4) Make time for exercise and social activities, even if they are remote! 
5) Take time to reflect on how you feel.  This will enable you not only to understand yourself better but also deepen your ability to understand others.
6) Acknowledge your feelings and accept them. Resistance gives them more power; acceptance helps them dissipate. By doing this, you will also be able to help others do the same.
7) Come back to the present moment.  Stay cool, calm and collected, as much as possible.
8) Think things through carefully and then make rational decisions, without procrastinating, based on logic and the facts you have available at the time, not fear.
9) Ensure regular communication with staff (whether they are working or furloughed) to keep them up-dated, engaged and feeling valued. Show them you genuinely care!
10) Foster an atmosphere of openness and encourage staff to speak up if they need help, without fear of being judged.
11) Ask for suggestions from your staff.  They will help guide you.

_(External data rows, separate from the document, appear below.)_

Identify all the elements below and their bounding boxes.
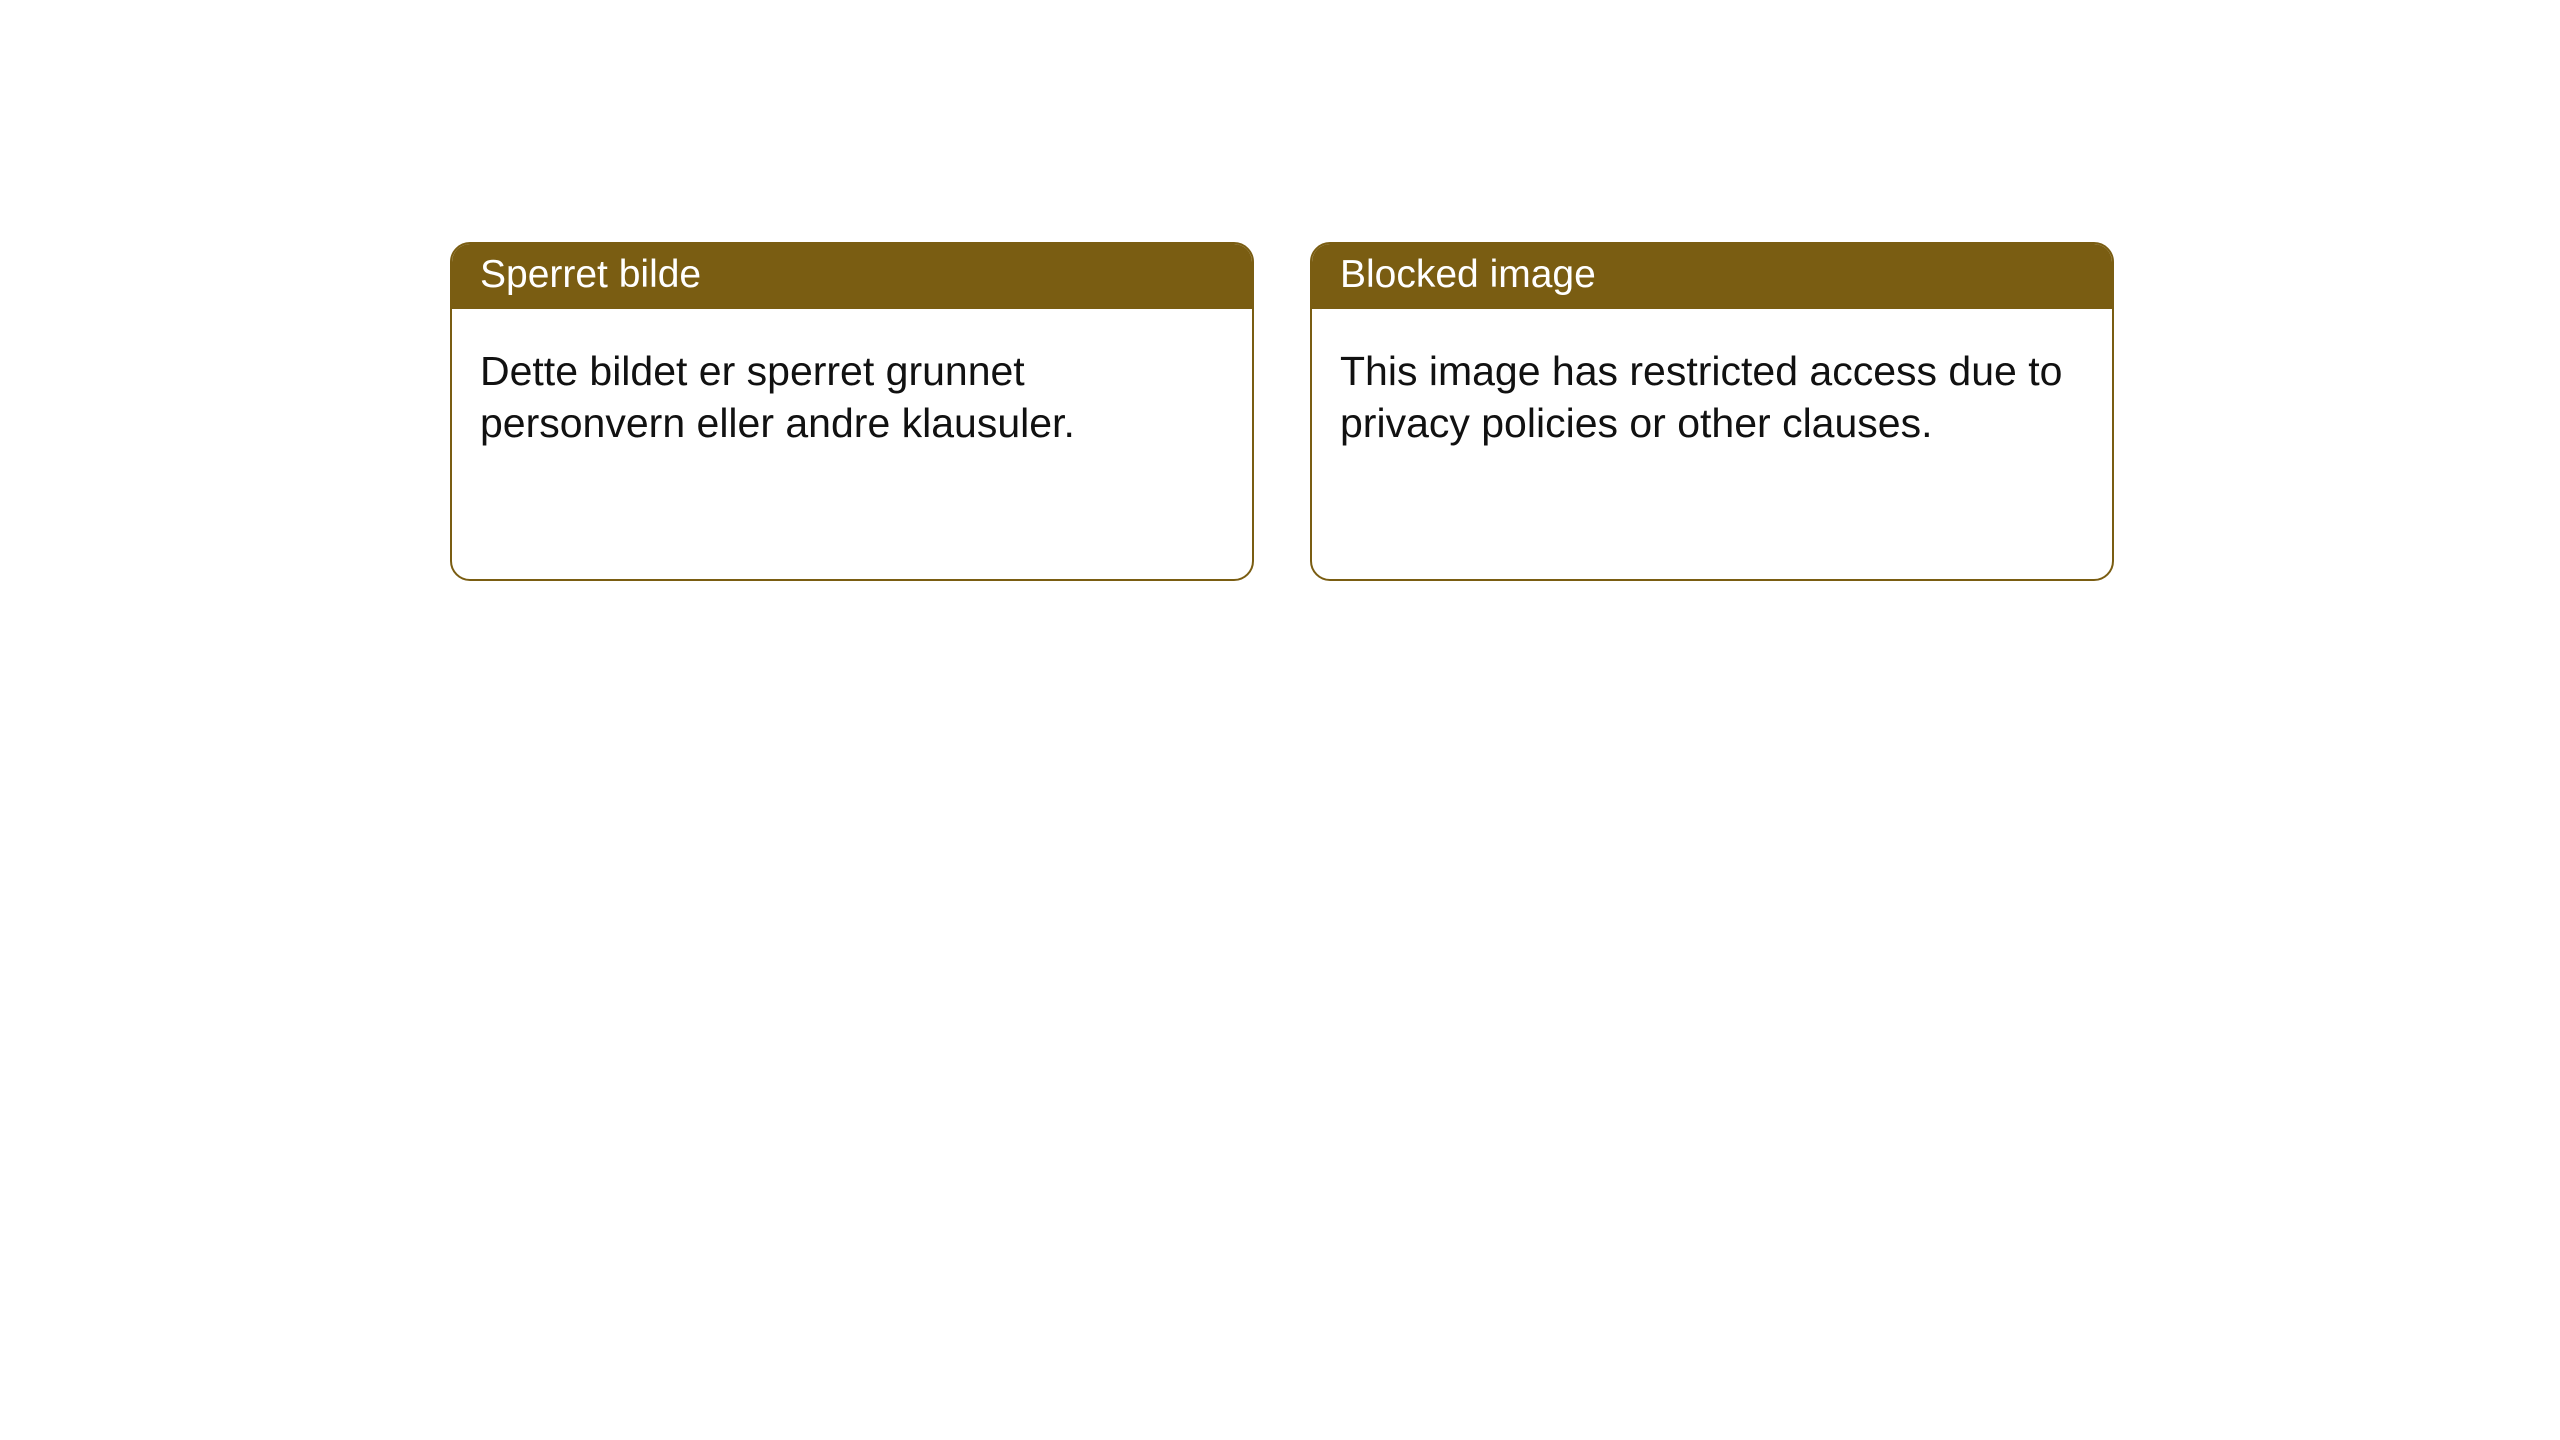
notice-container: Sperret bilde Dette bildet er sperret gr… bbox=[0, 0, 2560, 581]
notice-card-norwegian: Sperret bilde Dette bildet er sperret gr… bbox=[450, 242, 1254, 581]
notice-card-english: Blocked image This image has restricted … bbox=[1310, 242, 2114, 581]
notice-body: Dette bildet er sperret grunnet personve… bbox=[452, 309, 1252, 579]
notice-header: Blocked image bbox=[1312, 244, 2112, 309]
notice-header: Sperret bilde bbox=[452, 244, 1252, 309]
notice-body: This image has restricted access due to … bbox=[1312, 309, 2112, 579]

Of course all of the above points can be shared with staff for them to implement too.  Now is the time when we all need to take responsibility for ourselves and, if in a position to do so, help others do the same. Self-care and the care of your staff is not a luxury; it’s an even greater necessity now than ever before. Finally, you may wish to consider using this time as an opportunity to bring in remote training to your fee-earners or on-line motivational talks to uplift and inspire staff.